The idea is to first split the text whenever we have a sentence ending character. This will create a dataframe with multiple columns, so once more we will use .melt to convert it back to a single column dataframe, and then drop NA’s (because most rows have 1 or 2 sentences at most).

got_subs = got_subs['text'].str.split(r'(\.{1,3} )|(\?+ )|(!+ )|((?!^\/)- )', \
								expand = True)\
                   .melt(value_vars = list(range(0, 31)), value_name = 'text') \
                   .drop('variable', axis = 1) \
                   .dropna()

Another problem is that some of the lines idetify who is speaking:

id text
20815 CERSEl: Thank you for your help with the other…
22911 MISSANDEl: Very well, Your Grace.
23155 MISSANDEl: “Isles.”
266403 - Bronn: Get in line!
266414 - Man 2: Hold together!

This is another thing we should remove. More ugly regex and lack of, some things listed as they are because it would be nearly same effort, don’t copy me =)

got_subs['text'] = got_subs['text'].str.replace(r'^(()|(- ))([\w\-]+: )', ' ') \
                           .str.replace(r'^(()|(- ))([\w\-]+ [\w\-]+: )', ' ') \
                           .str.replace('Bran\'s voice:', ' ') \
                           .str.replace('Rhaegar and Lyanna:', ' ') \
                           .str.replace('Gold cloak 2:', ' ')

Stopwords and stuff

Now that we removed most of the artifacts, and organized a data in a series of sentences, it is time to remove stopwords - a purpose specific set of common words - and prepare the data for Word2Vec. The first step is to convert everything to lowercase.

got_subs['text'] = got_subs['text'].str.lower()

To remove stopwords, we will use the nltk package, and then add some custom words based on the text specifics. To start with, I found that nltk english stopwords include words such as “I” and “you”, but do not include “us”. Morals: always check the stopwords list before applying it, because it can be weird.

Then, since we are dealing with transcribed dialog, it has as many “hmm”s and “uh”s as any average student presentation. Lets get rid of those too.

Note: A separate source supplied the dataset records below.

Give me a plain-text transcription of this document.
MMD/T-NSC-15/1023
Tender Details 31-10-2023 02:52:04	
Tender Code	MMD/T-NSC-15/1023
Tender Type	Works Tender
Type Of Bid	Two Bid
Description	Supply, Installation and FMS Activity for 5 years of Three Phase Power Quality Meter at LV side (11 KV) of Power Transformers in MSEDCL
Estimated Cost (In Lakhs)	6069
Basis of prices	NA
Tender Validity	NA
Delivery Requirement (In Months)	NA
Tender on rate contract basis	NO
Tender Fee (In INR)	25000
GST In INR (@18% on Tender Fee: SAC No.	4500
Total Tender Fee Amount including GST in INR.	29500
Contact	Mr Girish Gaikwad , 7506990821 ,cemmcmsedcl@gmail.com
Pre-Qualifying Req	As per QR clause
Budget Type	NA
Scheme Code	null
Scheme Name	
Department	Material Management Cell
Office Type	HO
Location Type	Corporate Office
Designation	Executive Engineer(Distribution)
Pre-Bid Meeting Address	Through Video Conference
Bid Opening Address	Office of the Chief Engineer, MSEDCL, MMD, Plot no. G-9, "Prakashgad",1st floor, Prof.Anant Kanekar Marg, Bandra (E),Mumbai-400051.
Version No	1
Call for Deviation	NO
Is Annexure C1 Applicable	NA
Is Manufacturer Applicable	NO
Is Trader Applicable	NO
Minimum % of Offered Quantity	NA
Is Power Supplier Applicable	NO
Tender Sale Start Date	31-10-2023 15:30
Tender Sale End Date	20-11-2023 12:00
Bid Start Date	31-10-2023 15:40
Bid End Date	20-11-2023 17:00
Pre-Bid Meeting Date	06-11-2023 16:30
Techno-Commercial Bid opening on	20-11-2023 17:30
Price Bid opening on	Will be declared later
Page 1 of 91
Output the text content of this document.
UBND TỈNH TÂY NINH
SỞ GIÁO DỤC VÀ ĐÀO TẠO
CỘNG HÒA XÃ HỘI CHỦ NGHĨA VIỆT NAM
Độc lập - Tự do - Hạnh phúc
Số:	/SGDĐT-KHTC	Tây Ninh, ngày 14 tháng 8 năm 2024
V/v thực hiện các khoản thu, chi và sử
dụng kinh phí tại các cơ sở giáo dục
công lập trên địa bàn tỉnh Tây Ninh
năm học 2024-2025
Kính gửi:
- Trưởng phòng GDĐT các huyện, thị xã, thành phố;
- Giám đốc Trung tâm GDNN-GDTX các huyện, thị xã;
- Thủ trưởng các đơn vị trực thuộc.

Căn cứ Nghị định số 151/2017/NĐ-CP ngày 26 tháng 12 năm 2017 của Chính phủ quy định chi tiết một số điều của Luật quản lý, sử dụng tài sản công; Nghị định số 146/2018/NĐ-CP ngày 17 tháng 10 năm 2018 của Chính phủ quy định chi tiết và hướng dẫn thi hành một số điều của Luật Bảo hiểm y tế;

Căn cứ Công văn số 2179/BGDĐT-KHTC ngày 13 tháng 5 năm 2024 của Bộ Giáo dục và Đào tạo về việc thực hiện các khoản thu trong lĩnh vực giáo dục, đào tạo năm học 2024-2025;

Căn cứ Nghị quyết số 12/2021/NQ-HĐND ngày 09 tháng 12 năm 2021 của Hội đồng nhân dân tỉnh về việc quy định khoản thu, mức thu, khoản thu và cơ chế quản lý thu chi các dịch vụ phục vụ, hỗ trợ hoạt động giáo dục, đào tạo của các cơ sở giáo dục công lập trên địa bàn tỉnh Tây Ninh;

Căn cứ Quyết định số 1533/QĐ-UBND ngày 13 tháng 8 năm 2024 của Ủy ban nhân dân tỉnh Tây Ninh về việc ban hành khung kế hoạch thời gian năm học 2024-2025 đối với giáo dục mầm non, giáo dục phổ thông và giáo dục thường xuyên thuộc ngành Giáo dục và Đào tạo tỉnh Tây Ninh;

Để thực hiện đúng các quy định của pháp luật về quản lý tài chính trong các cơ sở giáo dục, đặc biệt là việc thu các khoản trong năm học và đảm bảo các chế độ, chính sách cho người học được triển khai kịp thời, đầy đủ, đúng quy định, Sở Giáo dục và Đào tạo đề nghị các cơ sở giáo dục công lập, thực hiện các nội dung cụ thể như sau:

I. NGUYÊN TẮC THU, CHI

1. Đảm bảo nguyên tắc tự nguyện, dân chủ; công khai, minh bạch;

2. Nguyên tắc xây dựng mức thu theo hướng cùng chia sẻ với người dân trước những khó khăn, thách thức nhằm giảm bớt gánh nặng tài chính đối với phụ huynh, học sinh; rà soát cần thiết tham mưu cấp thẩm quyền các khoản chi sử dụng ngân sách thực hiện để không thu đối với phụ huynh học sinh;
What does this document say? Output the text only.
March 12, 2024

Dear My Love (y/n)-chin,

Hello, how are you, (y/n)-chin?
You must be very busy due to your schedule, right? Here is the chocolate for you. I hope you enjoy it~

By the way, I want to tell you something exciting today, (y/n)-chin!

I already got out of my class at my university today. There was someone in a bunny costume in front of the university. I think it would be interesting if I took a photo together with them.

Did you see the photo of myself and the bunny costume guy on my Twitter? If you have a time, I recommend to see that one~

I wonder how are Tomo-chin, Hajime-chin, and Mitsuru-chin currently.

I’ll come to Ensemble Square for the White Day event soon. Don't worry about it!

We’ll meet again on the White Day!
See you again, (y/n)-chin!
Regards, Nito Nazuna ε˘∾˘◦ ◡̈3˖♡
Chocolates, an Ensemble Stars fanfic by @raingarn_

from nltk.corpus import stopwords

#get the english ones
stop = stopwords.words('english')

#replace them in text
got_subs['text'] = got_subs['text'].str.replace(r'\b(?:{})\b' \
							.format('|'.join(stop)), '')

#some additional stopwords
stop = ['us', 'mine', 'whose', 'welcome', 'aye', 'oh', 'ah', 'uh', 'hmm', 
		'shh', 'em' 'yah', 'hyah', 'hey', 'mm']
got_subs['text'] = got_subs['text'].str.replace(r'\b(?:{})\b' \
							.format('|'.join(stop)), '')

I spent quite some time pondering if words such as “king”, “lord”, “lady”, “ser” and so on, extremely frquent in those subtitles, should be also removed as stopwords. But then, on the other hand, those are somewhat meaningful, the sentences are short and the dataset is small. My final decision is to keep them.

#thematic stopwords
stop = ['father', 'mother', 'queen', 'king', 'prince', 'princess',
                   'lord', 'lady', 'grace', 'ser', 'knight']
got_subs['text'] = got_subs['text'].str.replace(r'\b(?:{})(s\b|\b)' \
							.format('|'.join(stop)), '')

Now that we are done with stopwords, a small cleanup, removing everything except letters, and also dropping lines that contain no letters at all. I did not do this before because some of the stopwords, such as “I’m”, contain such characters, and it is easier to just do it in order.

#remove everything except letters
got_subs['text'] = got_subs['text'].str.replace('[^a-zA-Z]', ' ') 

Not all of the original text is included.